Oui, rendons à César ce qui lui appartient : sans la dictature vigilance de ma mère, j’aurais été un échec scolaire dès la classe de cinquième. Car non content d’avoir les mathématiques en horreur, j’étais en plus détesté de mes profs de français. Bref, ça partait en couille pour moi, et sans elle, je ne sais pas ce que je ferais aujourd’hui.

Je pourrais dire que c’est grâce à Eric Turcat, un de mes amis d’enfance, qui m’a un jour de Noël expliqué qu’il était si facile de rendre un récit intéressant. “Le secret, c’est les adjectifs”, m’avait-il confié, devant le feu qui crépitait dans la cheminée. “Tu peux très simplement dire ‘la rivière coule’, mais ça ne donne pas vraiment envie d’en savoir plus. Par contre, si tu dis ‘la rivière, grand anaconda furieux, étranglait la forêt d’émeraude de ses anneaux glacés’, tu as l’ambiance, la poésie et un début d’histoire.” Eric était considéré comme un surdoué un brin précieux par les élèves de la classe et ses professeurs. Je ne sais pas s’il l’était vraiment, mais j’ai gravé son conseil - qui n'a duré que quelques secondes - de manière indélébile dans un endroit de mon cerveau.

Je pourrais dire que c’est grâce aux encouragements de mon professeur de français de troisième, Madame Viaud, qui m’a un jour collé un 16/20 en rédaction, après avoir lu la description (remarquablement fidèle) d’un de mes odieux camarades de classe, qui l’avait poursuivie jusqu’à chez elle en mobylette, mais surtout passait son temps à me martyriser. Heureusement qu’elle a eu le tact de ne pas lire mon texte à haute voix devant tout le monde. Le vilain en question n’aurait pas manqué de se reconnaître et j’aurais certainement pris très cher, à la récré!

Mais en réalité, je crois que tout à commencé pour moi avec ce livre dont vous êtes le héros, écrit par un certain Steve Jackson, et intitulé “Le manoir de l’enfer“. Sans cette histoire d’épouvante pour adolescents boutonneux, datant de 1985 (j’avais 14 ans, donc j’étais pile-poil dans la cible), il est fort probable que je n’aurais jamais eu le goût de lire, et encore moins celui d’écrire. Sans lui, c’est une évidence pour moi, Il n’y aurait pas eu de Mauvais berger!, et encore moins d’Infection
Et même si c’est loin d’être de la grande littérature, je suis fier de pouvoir rabaisser le caquet à une grande majorité de profs de français que j’ai pu avoir dans les années 80, qui affirmaient avec une certaine pédanterie (et force menaces de punitions si on était pris en train de lire des BD) qu’il y avait “livre et livre”, comme il y a “le bon et le mauvais chasseur“.

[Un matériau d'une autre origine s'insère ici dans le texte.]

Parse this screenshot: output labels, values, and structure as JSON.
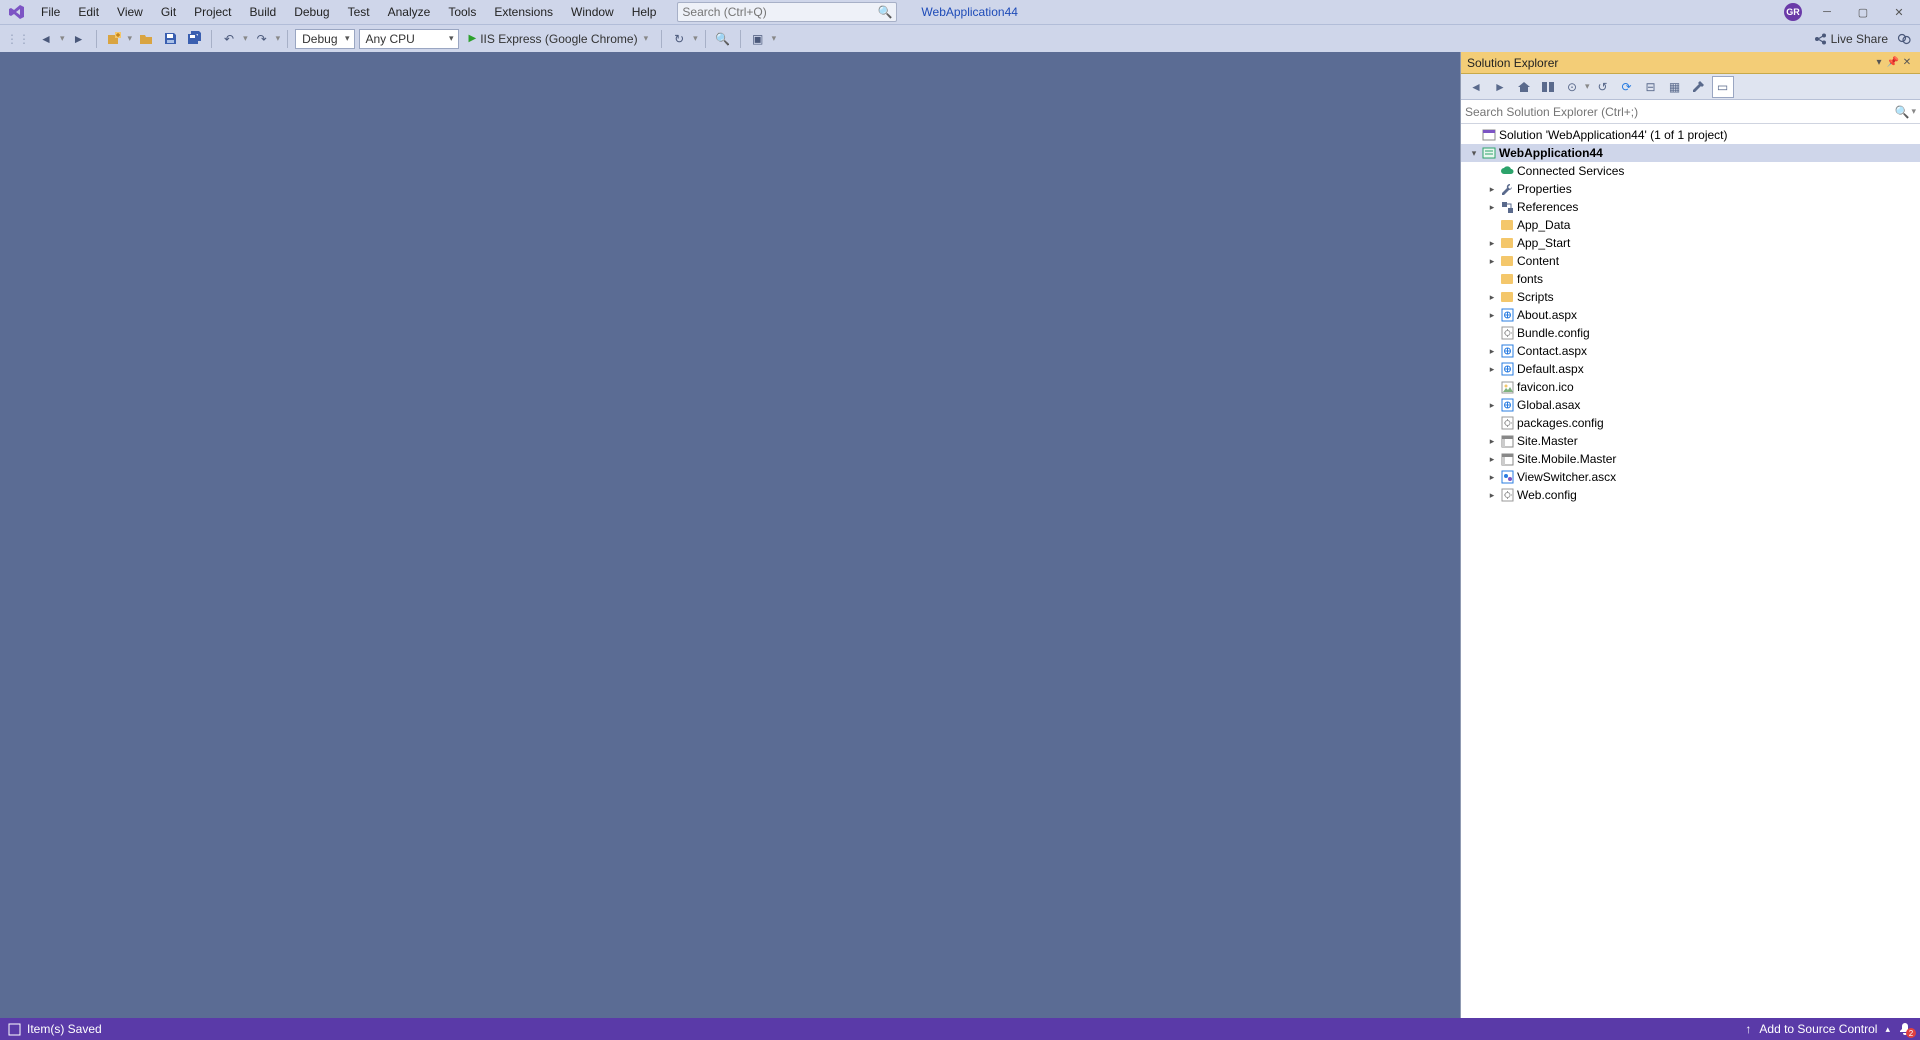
{
  "menu": [
    "File",
    "Edit",
    "View",
    "Git",
    "Project",
    "Build",
    "Debug",
    "Test",
    "Analyze",
    "Tools",
    "Extensions",
    "Window",
    "Help"
  ],
  "title_search_placeholder": "Search (Ctrl+Q)",
  "app_title": "WebApplication44",
  "avatar": "GR",
  "toolbar": {
    "config": "Debug",
    "platform": "Any CPU",
    "run_label": "IIS Express (Google Chrome)",
    "liveshare": "Live Share"
  },
  "panel": {
    "title": "Solution Explorer",
    "search_placeholder": "Search Solution Explorer (Ctrl+;)"
  },
  "tree": [
    {
      "depth": 0,
      "tw": "",
      "icon": "sln",
      "label": "Solution 'WebApplication44' (1 of 1 project)",
      "bold": false,
      "selected": false
    },
    {
      "depth": 0,
      "tw": "▾",
      "icon": "proj",
      "label": "WebApplication44",
      "bold": true,
      "selected": true
    },
    {
      "depth": 1,
      "tw": "",
      "icon": "cloud",
      "label": "Connected Services"
    },
    {
      "depth": 1,
      "tw": "▸",
      "icon": "wrench",
      "label": "Properties"
    },
    {
      "depth": 1,
      "tw": "▸",
      "icon": "refs",
      "label": "References"
    },
    {
      "depth": 1,
      "tw": "",
      "icon": "folder",
      "label": "App_Data"
    },
    {
      "depth": 1,
      "tw": "▸",
      "icon": "folder",
      "label": "App_Start"
    },
    {
      "depth": 1,
      "tw": "▸",
      "icon": "folder",
      "label": "Content"
    },
    {
      "depth": 1,
      "tw": "",
      "icon": "folder",
      "label": "fonts"
    },
    {
      "depth": 1,
      "tw": "▸",
      "icon": "folder",
      "label": "Scripts"
    },
    {
      "depth": 1,
      "tw": "▸",
      "icon": "aspx",
      "label": "About.aspx"
    },
    {
      "depth": 1,
      "tw": "",
      "icon": "cfg",
      "label": "Bundle.config"
    },
    {
      "depth": 1,
      "tw": "▸",
      "icon": "aspx",
      "label": "Contact.aspx"
    },
    {
      "depth": 1,
      "tw": "▸",
      "icon": "aspx",
      "label": "Default.aspx"
    },
    {
      "depth": 1,
      "tw": "",
      "icon": "ico",
      "label": "favicon.ico"
    },
    {
      "depth": 1,
      "tw": "▸",
      "icon": "aspx",
      "label": "Global.asax"
    },
    {
      "depth": 1,
      "tw": "",
      "icon": "cfg",
      "label": "packages.config"
    },
    {
      "depth": 1,
      "tw": "▸",
      "icon": "master",
      "label": "Site.Master"
    },
    {
      "depth": 1,
      "tw": "▸",
      "icon": "master",
      "label": "Site.Mobile.Master"
    },
    {
      "depth": 1,
      "tw": "▸",
      "icon": "ascx",
      "label": "ViewSwitcher.ascx"
    },
    {
      "depth": 1,
      "tw": "▸",
      "icon": "cfg",
      "label": "Web.config"
    }
  ],
  "status": {
    "left": "Item(s) Saved",
    "source_control": "Add to Source Control",
    "notifications": "2"
  }
}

Mes enfants ont eu la chance de naître dans une famille de lecteurs assidus et à une époque où la ségrégation entre les “grands livres” et les “supports plus légers” n’existe presque plus. Ils ont le virus de la lecture. Après avoir dévoré la saga de JK Rowling en quatre mois, puis lorsqu’ils auront découvert l’univers onirique de Philip Pullman ou celui de Pierre Bottero (autant d’auteurs fantastiques inconnus à mon époque), je ne crois pas qu’ils trouveront dans le Manoir de l’enfer le trésor que j’ai pu y trouver.
Reste que je conserve religieusement ce livre-jeu dans mes étagères, entre La Terre et L’Iliade, au grand dam de mon épouse (bibliothécaire), qui rit sous cape de me voir garder ces vieilleries poussiéreuses et décaties!

samedi 13 mars 2010

L’infection, merci à eux :

Bon, je sais, je n’ai pas encore terminé le bouquin, et je commence déjà à parler de sources et de remerciements. Ne vous inquiétez pas, ça fait partie du processus de teasing que j’ai mis en place depuis le début de cette grande aventure, en novembre 2008.
Et puis, on ne sait jamais de quoi la vie est faite : si je mourais demain (si c’était le cas, le livre ne serait jamais terminé), je tenais à ce que tous les gens que je vais citer ci-après sachent combien ils comptent pour moi dans le cadre de la réalisation de ce premier vrai roman, mais aussi pour certains, dans la vie de tous les jours.

Donc L’infection, ce sera -comme je l’ai déjà dit ailleurs- l’œuvre de ma vie. Mais cette histoire n’aurait jamais pu voir le jour sans les personnes ci-dessous:

- David Castéra, le boss d’Immersive Lab. Je ne le cite pas pour avoir une augmentation, ni même parce que j’espère qu’il va embaucher des copains (ou des copines), mais parce que s’il ne m’avait pas fait découvrir Second Life en 2006, jamais je n’aurais eu l’idée d’écrire une histoire pareille. Je le remercie doublement, parce que le poste qu’il m’a offert dans son entreprise m’a permis de rencontrer les personnes ci-dessous, qui m’ont passablement aidées; certaines d’entre elles n’ont d’ailleurs probablement pas conscience à quel point :

- Willow Ahn aka Sigrid Daune (photographiste de grand talent),
- Lynet Lytton aka Hélène Courage (ma “soeur de lait” in SL),
- YannMinh McDowwll
aka Yann Minh (pape du Cyberpunk in SL, écrivain, graphiste…),
- Claire Pascale
(New order of Jedi in SL),
- Rafale Kamachi aka Ariane Dupleich ( Sail Away Project),
- Fredylajoie Merlin (SEXploratrice virtuelle),
- Serena Parisi (exploratrice virtuelle),
- Mariaka Nishi aka Anne Astier (artiste omnidimensionnelle), et tant d’autres que je n’ai pas cités, mais qui se reconnaîtront.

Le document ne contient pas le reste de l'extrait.